Com a saída de Lula da disputa eleitoral, Bolsonaro subiu mais dois pontos. As próximas pesquisas dirão qual será a repercussão do episódio. Na pesquisa do Ibope divulgada na quarta-feira, estava com 22% de intenções votos, contra Marina (Rede) e Ciro (PDT), com 12%; Alckmin, com 9%; e Haddad, com 6%, para citar os que disputam uma vaga no segundo turno. O episódio teve ampla repercussão internacional e acirrou o clima eleitoral, da pior maneira possível. Apesar dos apelos dos demais candidatos e das autoridades, ninguém garante que o clima de radicalização venha a se distender. O “nós contra eles” é recíproco, até porque isso beneficia os interessados na radicalização.

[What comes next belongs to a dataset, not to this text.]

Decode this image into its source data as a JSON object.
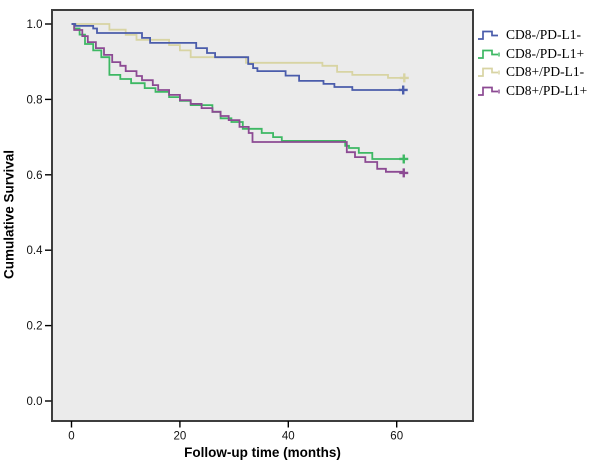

A não aceitação do outro como alternativa de poder é o sentimento que alimenta a radicalização, queiramos ou não. Em circunstâncias normais, faz parte da disputa pelo poder; num ambiente que degenera em violência e atentados à vida, passa a ser uma ameaça ao processo democrático. A regra de ouro da eleição é “quem ganhar, leva”. Não existe outra opção que não seja a aceitação da alternância de poder e o respeito à decisão popular, qualquer que seja. A radicalização e o ódio semeados até agora na disputa eleitoral são o caldo de cultura para que o pior possa acontecer.
Efeito imprevisível
O líder socialista francês Jean Jaurès era um pacifista, apostava na diplomacia para evitar a Primeira Guerra Mundial. Acabou assassinado em um café de Paris, em 31 de julho de 1914, por Raoul Villain, um jovem nacionalista francês que desejava a guerra com a Alemanha. Era uma das vozes que tentavam circunscrever o assassinato do arquiduque Francisco Ferdinando, herdeiro do trono austríaco, e sua esposa em 28 de junho de 1914, ao conflito entre a Sérvia e a Áustria. O arquiduque e sua esposa foram mortos a tiros em Sarajevo, capital da Bósnia, por um estudante nacionalista sérvio.
A Áustria apresentou um ultimato à Sérvia e exigiu uma resposta humilhante dentro de 48 horas. Era aliada da Alemanha, que também declarou guerra à Sérvia, que era aliada da Rússia, que, por sua vez, era aliada da França e da Inglaterra, que também entraram na guerra. Desde 1871, as potências europeias estavam em paz, mas se preparavam para a I Guerra Mundial (1914-1918), que mobilizou mais de 70 milhões de militares, incluindo 60 milhões de europeus. Nove milhões de combatentes foram mortos. Ou seja, um ato individual num ambiente conturbado pode ter efeitos inimagináveis.
As eleições estão sendo polarizadas por candidatos que ideologicamente se prepararam para as eleições como se fossem para uma guerra, esse é o problema. A disputa eleitoral precisa se dar em outros termos, menos belicosos. Não será com declarações de boas intenções que esse clima será revertido, é preciso mudar o discurso de campanha. É improvável que isso ocorra. Se antes era o ex-presidente Luiz Inácio Lula da Silva (PT), cuja candidatura a presidente da República foi impugnada, que se passava por vítima de uma suposta armação política, agora Bolsonaro foi vítima de um atentado real à sua vida. Tudo indica que o criminoso era um tresloucado, numa ação individual, mas o fato perturba ainda mais o processo eleitoral e mexe com a emoção dos eleitores. A violência nas eleições precisa ser contida, para o bem da democracia, que também foi esfaqueada.